Bloom said the district has failed to secure larger levies in two recent elections and stressed local action is now the most practical option. "We truly do. And this district is filled with amazing students, staff, teachers, and community members who care deeply about the more than 4,700 students we serve," Bloom said.

The levy and why it matters: The board previously placed a 7.82‑mill levy on the May 2, 2023 ballot that the district said would have generated about $5.85 million and a 5.5‑mill replacement on the Nov. 7, 2023 ballot that the board said would have generated just over $4,000,000; both failed. The board approved the 3.44‑mill request and a corresponding reduction plan to take effect only if voters reject the new levy, the presenters said. Tony Thomas said the 3.44 mills is "the least amount of millage Northmont has asked for" and described the figure as a transparent proposal equivalent to $10 per month for a $100,000 home.

What the district has already done and what it proposes: Thomas told the council the district previously closed Inglewood Elementary to save about $1 million per year and cut "over 40 positions" after the levy defeats. Additional savings already realized, he said, include consolidating a central office and preschool location to save roughly $100,000 a year through leasing.

The reduction plan presented to the council — described by district officials as contingent on the levy failing — includes several specific measures:
- Seek $300,000 in annual savings through attrition by hiring less‑experienced replacements when veteran employees leave.
- Reevaluate busing requirements (district officials noted the district is not required to bus students in grades 9–12 or students living within two miles of a building). Thomas said changes to some routes could save about $130,000 annually but raised safety concerns for young children who would need to cross busy roads.
- Eliminate all nonroutine extracurricular field trips and restrict bus use to home‑to‑school transportation, a change the district estimated would save about $170,000 a year.
- Reduce athletics and extracurricular offerings by consolidating teams (for example, combining two eighth‑grade softball teams into one), eliminating freshman teams and supplemental contracts for club supervisors. Thomas said that would mean some activities now run by volunteers or staff would not be possible without paid adult supervision.
- Close elementary school buildings for after‑school and weekend activities while maintaining YMCA before‑ and after‑school care and for‑profit rentals of facilities such as the stadium and auditorium.
- Increase participation fees and preschool tuition to raise revenue: officials said high‑school participation fees would rise from $120 to $240 and preschool tuition would increase to $200 per month.
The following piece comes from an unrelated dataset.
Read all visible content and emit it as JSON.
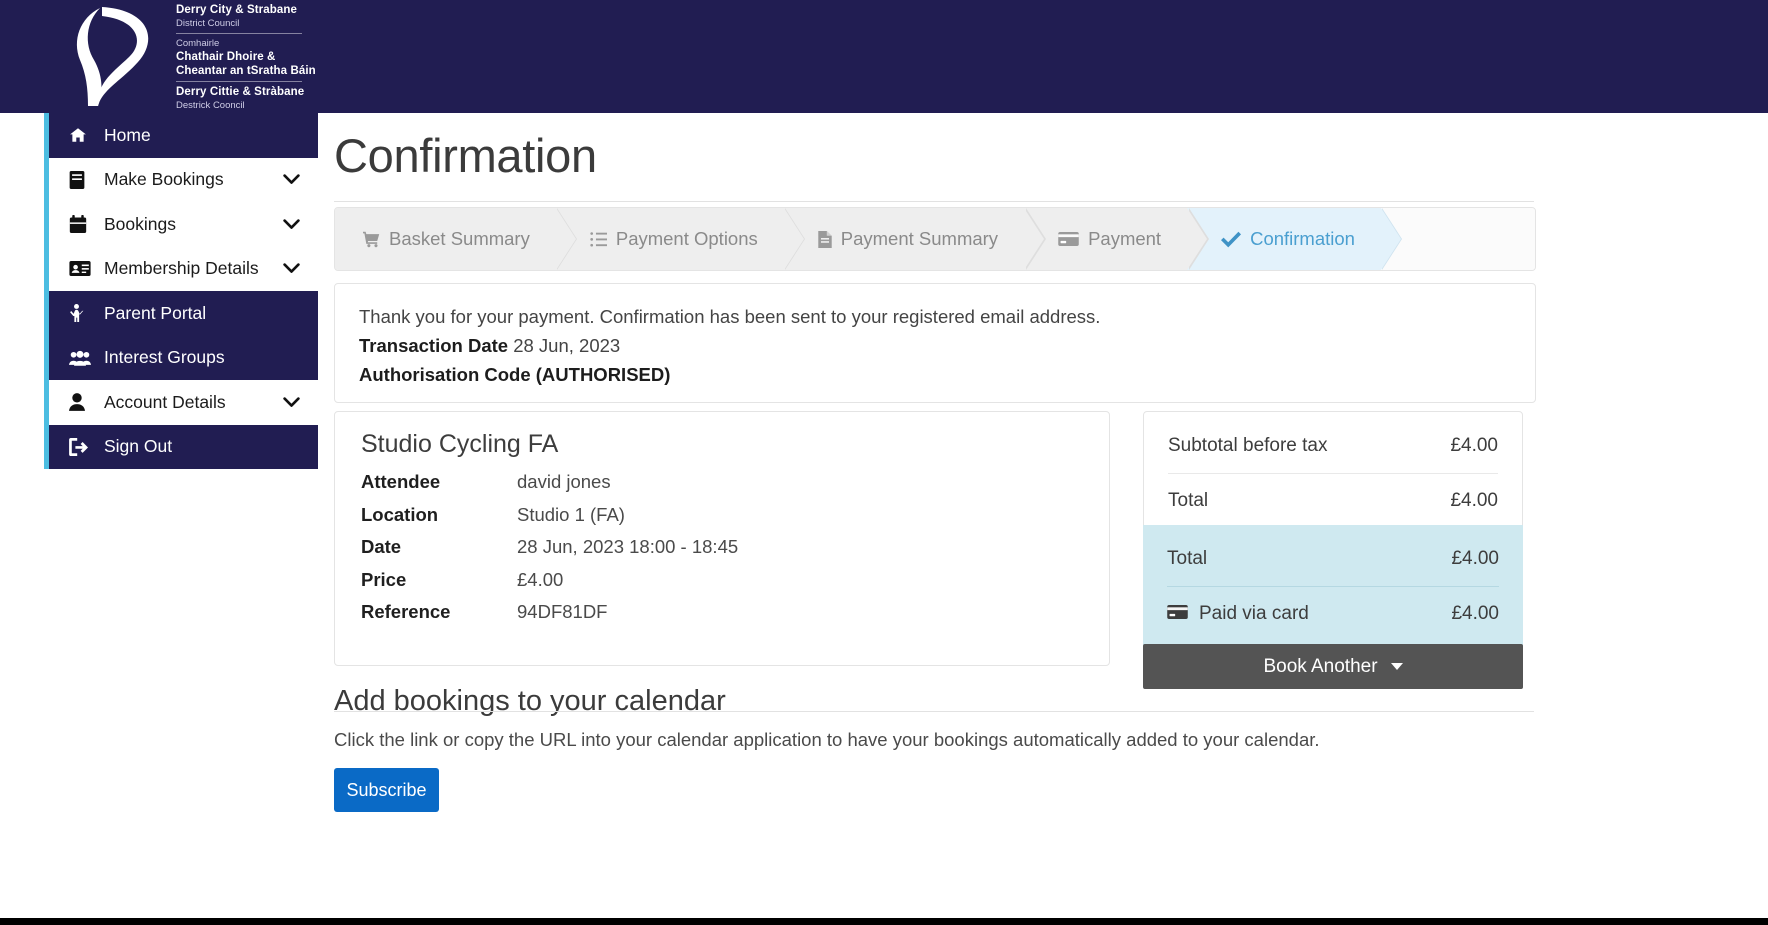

Officials urged voter registration and outreach. Thomas and Bloom said they have been meeting with residents across the district and planned another community forum on April 16 at the Northmont Auditorium; information is available at northmontschools.net/levy, they said.

Questions from council and audience members focused on safety and logistics. When asked whether students travelling to away events in personal vehicles would expose the district to liability, Thomas said the district uses permission forms and noted state rules limit how many nonfamily students may ride together; "there would be a lot of that," he said, referring to parental arrangements to get students to events. A council member asked about class sizes; Bloom said many elementary classrooms have reached 28 or 29 students and that some high‑school instructional groupings have grown substantially.

Context and constraints: Bloom and Thomas placed the local levy request in a broader state funding context. Bloom said Ohio has been required by court rulings to reform school funding but that recent changes have not produced enough state support for Northmont. She described the Fair School Funding Plan as a model tied to 2022 inputs that has not kept pace with current costs, and she said recent state spending on private‑school vouchers reduced funds that otherwise might have supported traditional public districts. Bloom said the district is participating in the Vouchers Hurt Ohio lawsuit and maintains involvement with the Coalition for Equity and Adequacy in School Funding.

No formal council action was taken during the presentation; the appearance was a public information presentation and question‑and‑answer exchange. District officials emphasized the reductions described would only occur if voters reject the 3.44‑mill levy.